Not sure if I fully understand your question. You may use one
requestHandler
for everything and decide which function you want to use based on the request url.
requestHandler: async (context) => {
const { request } = context;
if (/mydomain1\.com/.test(request.url)) {
await processSite1(context);
} else (/mydomain2\.com/.test(request.url)) {
await processSite2(context);
}
}
This will not solve the logs "issue", but you might run the scraper as a two different instances with different input or implement own logger to put logs into different files.
ah got it, and yeah the logs will still be an issue, would you recommend running them in a serial manner? like I want concurrent scraping for a site but not have all of these run at once due to logging
what I was thinking of doing was to run the scraper for a site, close the scraper and then reinitialize it for the second site and so forth
or would it be better to put it as a script in package.json and have npm handle it?
just one last thing, can we do nested routers? for e,g, in the example above, since we have different funcs based on the url, can I instead swap out processSite*
funcs with a router and have it handle it on a case by case basis?
or will it have to be a if/else
based syntax as mentioned in the basic tutorial?
I would really love if nested routers would somehow work, since the router syntax is much more palatable than a huge 400-500 LOC if/else
Do you mean by using create***Route()
function? You should be able to create several of these. Calling create***Route()

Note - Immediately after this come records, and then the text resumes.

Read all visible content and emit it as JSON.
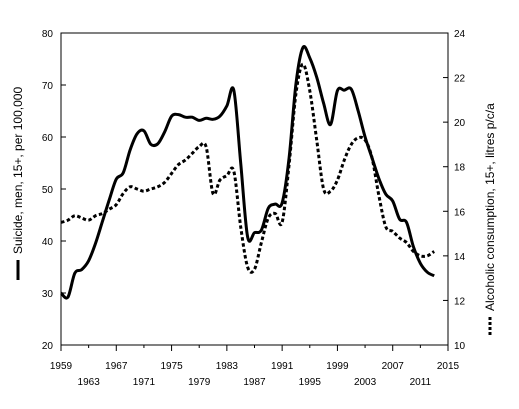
{
  "chart_data": {
    "type": "line",
    "title": "",
    "xlabel": "",
    "ylabel": "Suicide, men, 15+, per 100,000",
    "y2label": "Alcoholic consumption, 15+, litres p/c/a",
    "xlim": [
      1959,
      2015
    ],
    "ylim": [
      20,
      80
    ],
    "y2lim": [
      10,
      24
    ],
    "x_ticks_top": [
      1959,
      1967,
      1975,
      1983,
      1991,
      1999,
      2007,
      2015
    ],
    "x_ticks_bottom": [
      1963,
      1971,
      1979,
      1987,
      1995,
      2003,
      2011
    ],
    "y_ticks": [
      20,
      30,
      40,
      50,
      60,
      70,
      80
    ],
    "y2_ticks": [
      10,
      12,
      14,
      16,
      18,
      20,
      22,
      24
    ],
    "grid": false,
    "series": [
      {
        "axis": "left",
        "style": "solid",
        "x": [
          1959,
          1960,
          1961,
          1962,
          1963,
          1964,
          1965,
          1966,
          1967,
          1968,
          1969,
          1970,
          1971,
          1972,
          1973,
          1974,
          1975,
          1976,
          1977,
          1978,
          1979,
          1980,
          1981,
          1982,
          1983,
          1984,
          1985,
          1986,
          1987,
          1988,
          1989,
          1990,
          1991,
          1992,
          1993,
          1994,
          1995,
          1996,
          1997,
          1998,
          1999,
          2000,
          2001,
          2002,
          2003,
          2004,
          2005,
          2006,
          2007,
          2008,
          2009,
          2010,
          2011,
          2012,
          2013
        ],
        "values": [
          30.0,
          29.2,
          33.8,
          34.5,
          36.2,
          39.6,
          43.8,
          48.0,
          51.9,
          53.1,
          57.5,
          60.6,
          61.2,
          58.6,
          58.7,
          61.0,
          64.0,
          64.3,
          63.8,
          63.8,
          63.2,
          63.6,
          63.4,
          64.0,
          66.0,
          69.0,
          55.0,
          40.8,
          41.6,
          42.1,
          46.3,
          47.1,
          47.3,
          56.0,
          70.3,
          77.2,
          75.2,
          71.5,
          66.5,
          62.4,
          68.9,
          69.0,
          69.2,
          65.0,
          60.0,
          56.0,
          52.0,
          49.0,
          47.7,
          44.2,
          43.6,
          38.9,
          35.7,
          34.0,
          33.3
        ]
      },
      {
        "axis": "right",
        "style": "dotted",
        "x": [
          1959,
          1960,
          1961,
          1962,
          1963,
          1964,
          1965,
          1966,
          1967,
          1968,
          1969,
          1970,
          1971,
          1972,
          1973,
          1974,
          1975,
          1976,
          1977,
          1978,
          1979,
          1980,
          1981,
          1982,
          1983,
          1984,
          1985,
          1986,
          1987,
          1988,
          1989,
          1990,
          1991,
          1992,
          1993,
          1994,
          1995,
          1996,
          1997,
          1998,
          1999,
          2000,
          2001,
          2002,
          2003,
          2004,
          2005,
          2006,
          2007,
          2008,
          2009,
          2010,
          2011,
          2012,
          2013
        ],
        "values": [
          15.5,
          15.6,
          15.8,
          15.7,
          15.6,
          15.8,
          15.9,
          16.1,
          16.3,
          16.8,
          17.1,
          17.0,
          16.9,
          17.0,
          17.1,
          17.3,
          17.7,
          18.1,
          18.3,
          18.6,
          18.9,
          18.9,
          16.8,
          17.4,
          17.6,
          17.8,
          15.3,
          13.5,
          13.4,
          14.6,
          15.7,
          15.9,
          15.5,
          18.1,
          21.3,
          22.6,
          21.4,
          19.2,
          17.0,
          16.9,
          17.4,
          18.3,
          19.0,
          19.3,
          19.2,
          18.4,
          16.7,
          15.3,
          15.1,
          14.8,
          14.6,
          14.2,
          14.0,
          14.0,
          14.2
        ]
      }
    ]
  }
}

will return a function and you need to pass the context
to it. Then in the requestHandler
you need to decide which of there routers you want to use, I don't know what are your requirements for this.

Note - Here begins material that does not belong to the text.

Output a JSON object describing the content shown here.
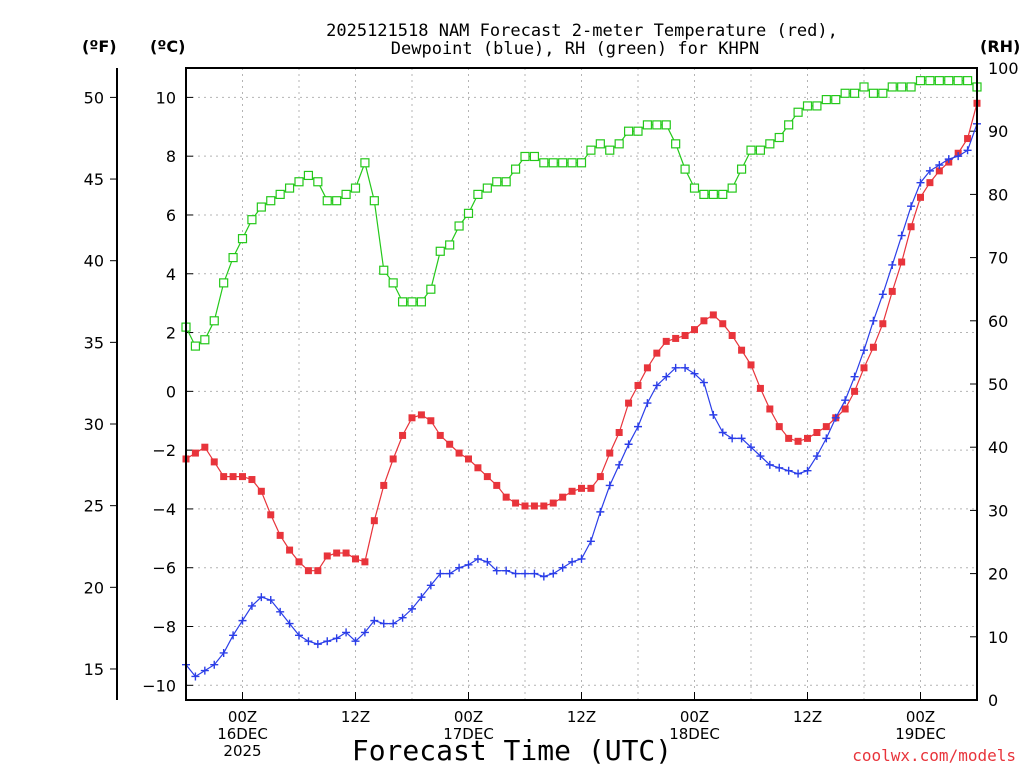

requirements are just as you stated, have different route handlers for different sites, and in the RequestHandler
call the relevant route handler according to the site, in the snippet you linked await processSite1(context);
I wanted to know if I could instead import the route from some other place and then pass in the context to it, because in the doc example
just advanced to level 2! Thanks for your contributions! π
and I didnt find any functions in the docs which are doing the same
and btw what do you think about me explicitly closing the crawler and then re-initializing it for the next site?
will this kind of work?
await crawler.run('site:1')
await crawler.run('site:2')
or do I have to explicitly
close the crawler or anything?
I think you are currently trying to create your own pattern that doesn't not follow the recommendations for scrapers made with Crawlee - so the only way for you is test it find out. π
not sure if I understand, but you should be able to export and import these functions just like anything else
export const myRoutes = createRout();
myRoutes.addHandler("LABEL", (context) => {
c
})
and import it in anther file
import { myRoutes } from './routes/my-routes.js';
Let's say I have two sites
site1
and
site2
and they both have separate routes like
site1_routes
and
site2_routes
,
now in the crawler
requestHandler
I want to do something like this
requestHandler: async (context) => {
const { request } = context;
if (/mydomain1\.com/.test(request.url)) {
await site1_routes(context);
} else (/mydomain2\.com/.test(request.url)) {
await site2_routes(context);
}
}
basically dont define all of the possible permutations for both the sites in a
single route but rather have them in separate routes which I can switch on the fly depending on which url it is
In the docs createPlaywrightRouter
does take in a context option but I havent seen it used with explicitly passing in context anywhere
I just tested it worked fine:
await Actor.init();
const startUrls = ['https://apify.com', 'https://google.com'];
export const apifyRouter = createPuppeteerRouter();
apifyRouter.addDefaultHandler(async ({ log }) => {
log.info(`Hello from Apify!`);
});
export const googleRouter = createPuppeteerRouter();
googleRouter.addDefaultHandler(async ({ log }) => {
log.info(`Hello from Google!`);
});
const crawler = new PuppeteerCrawler({
requestHandler: async (context) => {
if (/apify\.com/.test(context.request.url)) {
await apifyRouter(context);
} else if (/google\.com/.test(context.request.url)) {
await googleRouter(context);
}
},
});
await crawler.run(startUrls);
await Actor.exit();
Of course you may export
googleRouter
and
apifyRouter
out of different files.
thanks for the code snippet, I was trying out something similar but it errored out so I just dropped. really appreciate the help, thanks!